Une histoire symptomatique de l'incapacité française à suivre les inventeurs, les précurseurs.

Le Littérroriste

18 mai 2008

Georges Méliès à la Cinémathèque

On attendait beaucoup de cette exposition. On imaginait retrouver au fil de notre parcours un peu de la magie des premiers temps, celle que ressentent les enfants lorsqu'ils fabriquent un théâtre en carton. On attendait trop, peut-être. Une scénographie plate se déroule au sein d'un - court- parcours alambiqué, dont la géométrie du bâtiment de Frank Gehry (ex Centre culturel américain) porte peut-être une part de responsabilité.
Indigence de la pensée: pour exposer un touche-à-tout, imaginatif, bricoleur, on nous sert un accrochage façon musée, qui n'est pas sans rappeler les ridicules tentatives de "musées du rock", ces tentations - pour ne pas dire cette nécessité - de rendre les choses respectables, de les mettre dans des boîtes rassurantes. Là où il fallait au contraire de la fantaisie, de l'excès, l'exposition fétichise des pièces, et passe à côté de ce qui nous importe, à savoir le travail de Méliès, tous ses trucs, ses astuces de disciple des prestidigitateurs. Peu d'explication sur les trucages.
Le travail de toute une vie (les objets, les films restants étaient dispersés) de la famille de Méliès pour tenter de rassembler des éléments de cette histoire méritait beaucoup mieux.

Le Littérroriste

11 mai 2008

Deux jours à tuer

J'aime beaucoup Dupontel tant en tant qu'acteur qu'en tant que réalisateur. Sobriété et humilité du jeu d'un côté, incorrection salvatrice de l'autre.
Dupontel est très bon dans ce nouveau film de Jean Becker, comme le sont les autres acteurs.
Le film commence par ce qui ressemble à une crise de la quarantaine, d'un homme qui a réussi et fout tout en l'air. Mais ce sabordage en règle (belle scène du dîner) cache autre chose. Malheureusement, ce retournement est unique, et ce vers quoi le personnage se dirige n'est pas développé (qu'advient-il de sa relation avec son père).
Deux jours à tuer est trop court, et s'arrête là où pourrait s'installer un climat, une suspension.

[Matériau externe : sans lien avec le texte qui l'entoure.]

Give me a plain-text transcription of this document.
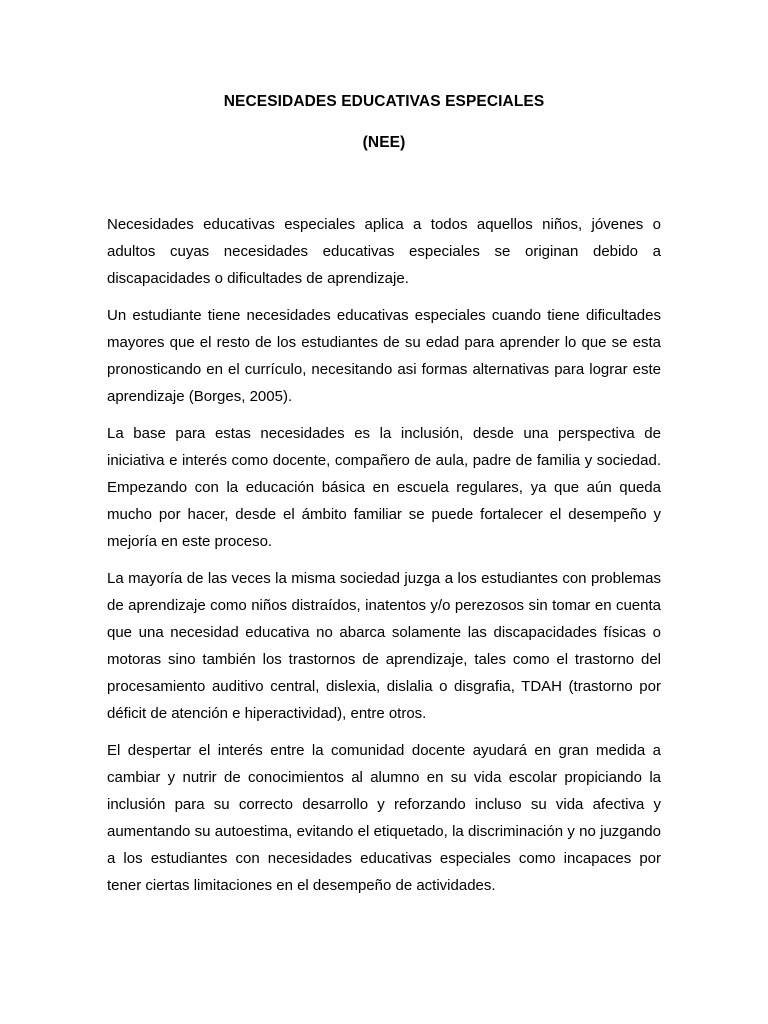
NECESIDADES EDUCATIVAS ESPECIALES
(NEE)

Necesidades educativas especiales aplica a todos aquellos niños, jóvenes o adultos cuyas necesidades educativas especiales se originan debido a discapacidades o dificultades de aprendizaje.

Un estudiante tiene necesidades educativas especiales cuando tiene dificultades mayores que el resto de los estudiantes de su edad para aprender lo que se esta pronosticando en el currículo, necesitando asi formas alternativas para lograr este aprendizaje (Borges, 2005).

La base para estas necesidades es la inclusión, desde una perspectiva de iniciativa e interés como docente, compañero de aula, padre de familia y sociedad. Empezando con la educación básica en escuela regulares, ya que aún queda mucho por hacer, desde el ámbito familiar se puede fortalecer el desempeño y mejoría en este proceso.

La mayoría de las veces la misma sociedad juzga a los estudiantes con problemas de aprendizaje como niños distraídos, inatentos y/o perezosos sin tomar en cuenta que una necesidad educativa no abarca solamente las discapacidades físicas o motoras sino también los trastornos de aprendizaje, tales como el trastorno del procesamiento auditivo central, dislexia, dislalia o disgrafia, TDAH (trastorno por déficit de atención e hiperactividad), entre otros.

El despertar el interés entre la comunidad docente ayudará en gran medida a cambiar y nutrir de conocimientos al alumno en su vida escolar propiciando la inclusión para su correcto desarrollo y reforzando incluso su vida afectiva y aumentando su autoestima, evitando el etiquetado, la discriminación y no juzgando a los estudiantes con necesidades educativas especiales como incapaces por tener ciertas limitaciones en el desempeño de actividades.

Un film à moitié plein...ou à moitié vide !


Le littérroriste

24 avril 2008

W ou le souvenir d'enfance

J'ai toujours beaucoup aimé Perec, sans réellement réussir à définir pourquoi. L'appartenance à cette bande d'iconoclastes joueurs rigolards et mathématiciens que fut l'Oulipo ? Cet humour permanent et sous-jacent, comme blotti au cœur de chaque phrase? L'irruption d'une émotion au hasard d'un souvenir ?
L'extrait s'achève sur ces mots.